Over training can lead to injuries, fatigue, hormonal changes, restless sleep, and a lack of motivation because you never feel recovered.  Your muscles, immune system, and central nervous system all need time to recover.   It's better to be proactive with scheduling your rest days than to wait until your body forces you into taking several days off.  

As I get older, I find that I do best with working out for three days, then taking a rest day.  I truly enjoy working out and I'm at the gym almost every day, so the only inconvenience is that it changes my rest day every week.  To keep things consistent, I usually do three days on, one off, two on, one off.   It can be hard to take a rest day after just two days, especially when I know my friends are at the gym, I really like the workout, etc, but my body appreciates it.  
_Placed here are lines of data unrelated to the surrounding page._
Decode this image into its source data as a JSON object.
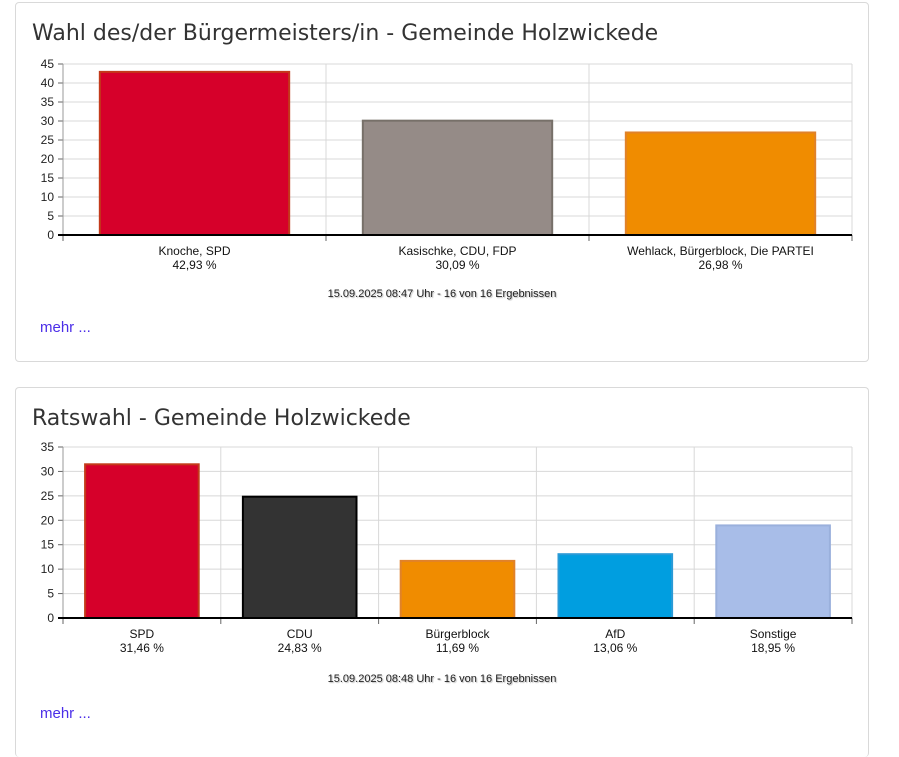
{
  "panels": [
    {
      "title": "Wahl des/der Bürgermeisters/in - Gemeinde Holzwickede",
      "timestamp": "15.09.2025 08:47 Uhr - 16 von 16 Ergebnissen",
      "more_label": "mehr ..."
    },
    {
      "title": "Ratswahl - Gemeinde Holzwickede",
      "timestamp": "15.09.2025 08:48 Uhr - 16 von 16 Ergebnissen",
      "more_label": "mehr ..."
    }
  ],
  "chart_data": [
    {
      "type": "bar",
      "title": "Wahl des/der Bürgermeisters/in - Gemeinde Holzwickede",
      "categories": [
        "Knoche, SPD",
        "Kasischke, CDU, FDP",
        "Wehlack, Bürgerblock, Die PARTEI"
      ],
      "values": [
        42.93,
        30.09,
        26.98
      ],
      "value_labels": [
        "42,93 %",
        "30,09 %",
        "26,98 %"
      ],
      "colors": [
        "#d6002a",
        "#958b87",
        "#f08c00"
      ],
      "border_colors": [
        "#c33a1a",
        "#777069",
        "#e0822a"
      ],
      "ylim": [
        0,
        45
      ],
      "yticks": [
        0,
        5,
        10,
        15,
        20,
        25,
        30,
        35,
        40,
        45
      ],
      "grid": true,
      "legend": "none"
    },
    {
      "type": "bar",
      "title": "Ratswahl - Gemeinde Holzwickede",
      "categories": [
        "SPD",
        "CDU",
        "Bürgerblock",
        "AfD",
        "Sonstige"
      ],
      "values": [
        31.46,
        24.83,
        11.69,
        13.06,
        18.95
      ],
      "value_labels": [
        "31,46 %",
        "24,83 %",
        "11,69 %",
        "13,06 %",
        "18,95 %"
      ],
      "colors": [
        "#d6002a",
        "#333333",
        "#f08c00",
        "#009ee0",
        "#a8bde8"
      ],
      "border_colors": [
        "#c33a1a",
        "#000000",
        "#e0822a",
        "#2b9ad6",
        "#9ab0dc"
      ],
      "ylim": [
        0,
        35
      ],
      "yticks": [
        0,
        5,
        10,
        15,
        20,
        25,
        30,
        35
      ],
      "grid": true,
      "legend": "none"
    }
  ]
}
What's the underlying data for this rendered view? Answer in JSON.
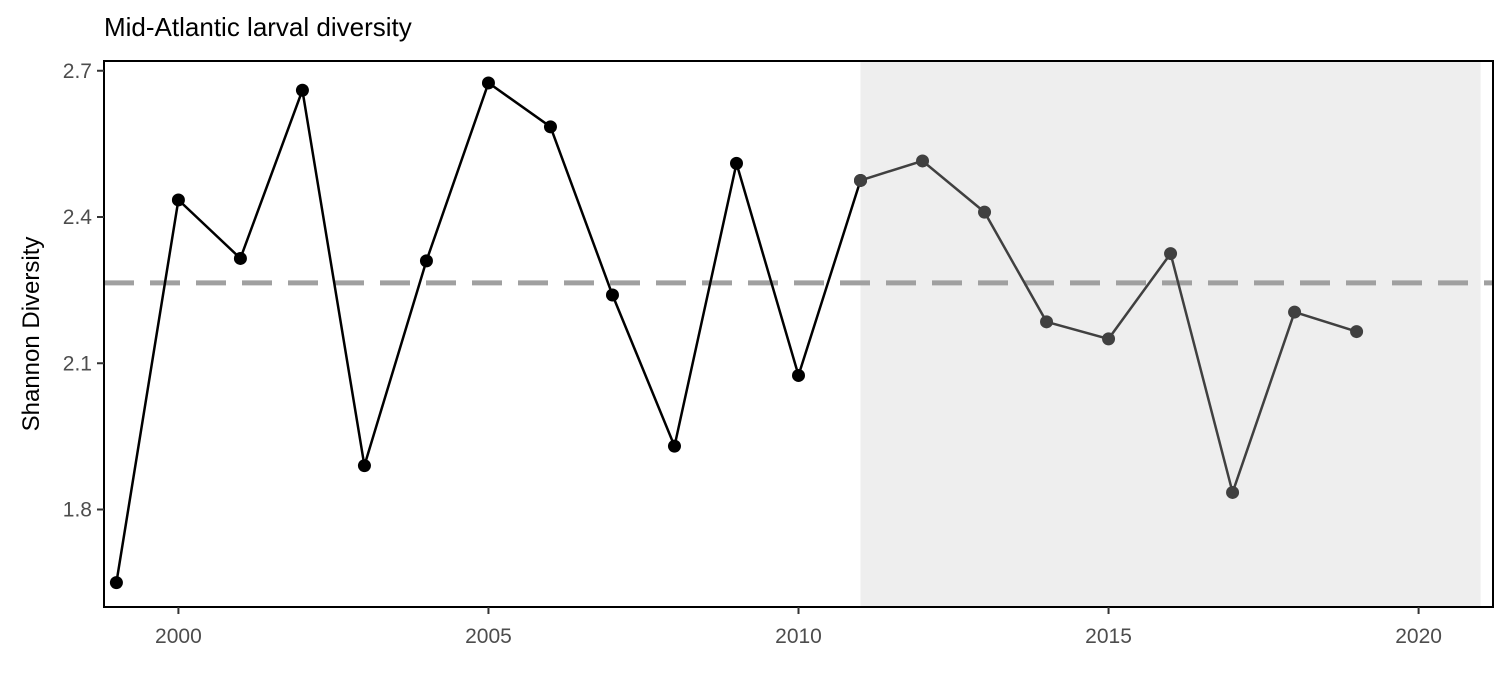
{
  "chart_data": {
    "type": "line",
    "title": "Mid-Atlantic larval diversity",
    "xlabel": "",
    "ylabel": "Shannon Diversity",
    "xlim": [
      1998.8,
      2021.2
    ],
    "ylim": [
      1.6,
      2.72
    ],
    "x_ticks": [
      2000,
      2005,
      2010,
      2015,
      2020
    ],
    "y_ticks": [
      1.8,
      2.1,
      2.4,
      2.7
    ],
    "x_tick_labels": [
      "2000",
      "2005",
      "2010",
      "2015",
      "2020"
    ],
    "y_tick_labels": [
      "1.8",
      "2.1",
      "2.4",
      "2.7"
    ],
    "shaded_region": {
      "x_start": 2011,
      "x_end": 2021,
      "color": "#eeeeee"
    },
    "reference_line": {
      "y": 2.265,
      "style": "dashed",
      "color": "#a0a0a0"
    },
    "series": [
      {
        "x": [
          1999,
          2000,
          2001,
          2002,
          2003,
          2004,
          2005,
          2006,
          2007,
          2008,
          2009,
          2010,
          2011
        ],
        "values": [
          1.65,
          2.435,
          2.315,
          2.66,
          1.89,
          2.31,
          2.675,
          2.585,
          2.24,
          1.93,
          2.51,
          2.075,
          2.475
        ],
        "color": "#000000"
      },
      {
        "x": [
          2011,
          2012,
          2013,
          2014,
          2015,
          2016,
          2017,
          2018,
          2019
        ],
        "values": [
          2.475,
          2.515,
          2.41,
          2.185,
          2.15,
          2.325,
          1.835,
          2.205,
          2.165
        ],
        "color": "#404040"
      }
    ],
    "grid": false,
    "legend": "none"
  }
}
Having consistent rest days makes it easier to keep a habit, but if you have a hectic schedule, you may do better by scheduling them based on your other commitments.  Look at your calendar on a weekly or monthly basis to determine when you are the busiest.  Schedule your rest days, then schedule three to six workouts each week.  Just like any other appointments or meetings, stick to it.  

Use your rest days to take an easy walk or bike ride, do yoga or stretching, maybe get a massage.  Take care of your body and it will take care of you!